TOULOUSE, France, 13 Dec. 2011. The U.S. and Canada have the highest percentage of existing aircraft that will need to be replaced in the coming decades, according to Airbus Global Market Forecast (GMF). Specifically, 41 percent of the aircraft currently in service in North America will need to be replaced over the next 20 years–greater than in any other region of the world.
North America continues to be a key market for Airbus’ newest aircraft types, says a spokesperson. In 2011, there were eight new routes for the A380 to the U.S. and Canada. Airports which currently see regular A380 traffic include San Francisco, Los Angeles, Montreal, New York, Washington D.C., and Miami.

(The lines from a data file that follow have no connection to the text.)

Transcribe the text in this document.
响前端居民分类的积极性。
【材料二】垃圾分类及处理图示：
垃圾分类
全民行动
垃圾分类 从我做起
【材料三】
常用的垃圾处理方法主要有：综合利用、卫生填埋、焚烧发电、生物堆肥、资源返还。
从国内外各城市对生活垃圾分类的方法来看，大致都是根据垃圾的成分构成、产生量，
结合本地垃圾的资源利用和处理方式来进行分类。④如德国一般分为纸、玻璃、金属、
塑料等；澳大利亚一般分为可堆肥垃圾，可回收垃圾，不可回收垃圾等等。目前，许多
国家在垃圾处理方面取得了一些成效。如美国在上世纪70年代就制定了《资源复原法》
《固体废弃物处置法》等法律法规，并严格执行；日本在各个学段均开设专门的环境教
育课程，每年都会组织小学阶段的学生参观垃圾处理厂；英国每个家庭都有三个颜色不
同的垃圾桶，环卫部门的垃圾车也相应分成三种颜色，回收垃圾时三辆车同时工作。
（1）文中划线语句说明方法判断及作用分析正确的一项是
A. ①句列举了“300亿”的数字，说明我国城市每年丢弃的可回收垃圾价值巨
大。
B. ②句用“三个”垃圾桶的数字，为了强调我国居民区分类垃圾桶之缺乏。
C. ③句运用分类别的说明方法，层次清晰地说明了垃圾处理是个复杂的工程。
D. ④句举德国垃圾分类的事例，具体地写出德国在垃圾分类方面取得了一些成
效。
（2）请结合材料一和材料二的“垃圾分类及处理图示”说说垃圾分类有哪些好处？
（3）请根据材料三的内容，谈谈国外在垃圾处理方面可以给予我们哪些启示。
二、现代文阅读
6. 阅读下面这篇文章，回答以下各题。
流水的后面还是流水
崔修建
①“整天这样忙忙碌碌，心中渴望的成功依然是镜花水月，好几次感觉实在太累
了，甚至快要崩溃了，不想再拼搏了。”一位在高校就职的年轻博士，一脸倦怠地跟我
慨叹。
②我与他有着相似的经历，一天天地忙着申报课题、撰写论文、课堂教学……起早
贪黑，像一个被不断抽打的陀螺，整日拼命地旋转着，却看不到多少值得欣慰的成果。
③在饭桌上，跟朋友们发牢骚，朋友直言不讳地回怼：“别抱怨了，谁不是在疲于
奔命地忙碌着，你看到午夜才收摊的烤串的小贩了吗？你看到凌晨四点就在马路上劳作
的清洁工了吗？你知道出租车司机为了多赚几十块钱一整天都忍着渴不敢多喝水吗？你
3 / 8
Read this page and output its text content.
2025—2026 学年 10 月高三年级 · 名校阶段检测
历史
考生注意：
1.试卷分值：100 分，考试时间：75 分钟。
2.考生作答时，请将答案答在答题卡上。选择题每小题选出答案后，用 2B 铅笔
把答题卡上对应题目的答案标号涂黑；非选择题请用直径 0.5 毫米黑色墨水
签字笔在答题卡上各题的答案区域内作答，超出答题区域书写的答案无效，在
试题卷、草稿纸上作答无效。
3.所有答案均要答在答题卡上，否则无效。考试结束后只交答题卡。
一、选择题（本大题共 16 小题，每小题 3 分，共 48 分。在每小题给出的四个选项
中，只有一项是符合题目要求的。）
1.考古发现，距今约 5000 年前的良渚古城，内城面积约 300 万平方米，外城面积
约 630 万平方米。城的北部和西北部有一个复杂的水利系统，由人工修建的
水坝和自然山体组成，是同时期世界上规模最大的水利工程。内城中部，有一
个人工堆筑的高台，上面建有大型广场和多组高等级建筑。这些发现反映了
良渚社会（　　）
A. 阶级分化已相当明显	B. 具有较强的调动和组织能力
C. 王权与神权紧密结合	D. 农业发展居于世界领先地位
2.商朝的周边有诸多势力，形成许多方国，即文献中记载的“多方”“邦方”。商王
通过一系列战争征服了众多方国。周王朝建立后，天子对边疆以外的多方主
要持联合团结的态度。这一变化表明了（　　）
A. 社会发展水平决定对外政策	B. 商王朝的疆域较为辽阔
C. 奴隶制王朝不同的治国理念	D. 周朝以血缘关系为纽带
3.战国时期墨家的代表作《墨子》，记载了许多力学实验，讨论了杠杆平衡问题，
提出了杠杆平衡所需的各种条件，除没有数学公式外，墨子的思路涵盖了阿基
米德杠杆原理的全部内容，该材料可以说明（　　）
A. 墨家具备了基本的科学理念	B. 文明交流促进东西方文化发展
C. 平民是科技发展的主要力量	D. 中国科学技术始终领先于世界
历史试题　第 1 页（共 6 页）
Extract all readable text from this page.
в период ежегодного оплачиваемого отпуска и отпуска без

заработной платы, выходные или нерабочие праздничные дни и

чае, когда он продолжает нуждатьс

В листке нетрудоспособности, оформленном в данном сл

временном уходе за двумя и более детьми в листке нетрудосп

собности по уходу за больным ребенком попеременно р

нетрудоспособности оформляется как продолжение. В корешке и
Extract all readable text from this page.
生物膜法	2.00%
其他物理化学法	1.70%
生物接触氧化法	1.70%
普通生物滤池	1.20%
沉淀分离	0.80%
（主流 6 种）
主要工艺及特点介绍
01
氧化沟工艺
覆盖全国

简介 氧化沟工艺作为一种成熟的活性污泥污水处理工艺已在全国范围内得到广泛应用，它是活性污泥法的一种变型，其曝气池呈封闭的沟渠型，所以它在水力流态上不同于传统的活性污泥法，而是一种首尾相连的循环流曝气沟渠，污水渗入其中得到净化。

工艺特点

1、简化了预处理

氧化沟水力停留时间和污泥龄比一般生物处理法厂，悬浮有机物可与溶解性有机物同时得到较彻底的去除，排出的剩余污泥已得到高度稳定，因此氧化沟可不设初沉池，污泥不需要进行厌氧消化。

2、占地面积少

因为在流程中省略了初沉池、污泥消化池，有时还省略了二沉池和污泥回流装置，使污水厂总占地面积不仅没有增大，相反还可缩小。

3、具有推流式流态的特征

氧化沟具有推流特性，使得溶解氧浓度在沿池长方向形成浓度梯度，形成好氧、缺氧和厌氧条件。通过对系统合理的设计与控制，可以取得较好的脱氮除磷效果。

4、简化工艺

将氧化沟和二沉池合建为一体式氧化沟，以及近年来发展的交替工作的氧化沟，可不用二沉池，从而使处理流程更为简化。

From a sales perspective, the A320neo and the A350XWB have made inroads in the U.S. market. Orders and commitments for the A320neo include U.S. customer airlines:
• American Airlines - 130
• Republic/Frontier - 80
• Spirit Airlines - 45
• JetBlue Airways - 40
• Virgin America - 30
The Airbus Global Market Forecast shows the need for some 1,140 twin-aisle aircraft in North America in the next 20 years. To date, firm orders for the A350XWB include U.S. customer airlines:
• United Airlines - 25
• US Airways - 22
• Hawaiian Airlines - 6
Overall, the market for passenger aircraft in North America is expected to grow by 66 percent over the next 20 years. The growth for dedicated freighters in the region is even greater, with a growth rate in the same period of some 80 percent.
Globally, by 2030, some 27,800 new aircraft valued at $3.5 trillion will be required to satisfy the robust future market demand.
With more than 3,100 aircraft sold (including to U.S.-based leasing companies) and a backlog of some 1,000, there are currently more than 1,100 Airbus aircraft in operation throughout the U.S. and Canada.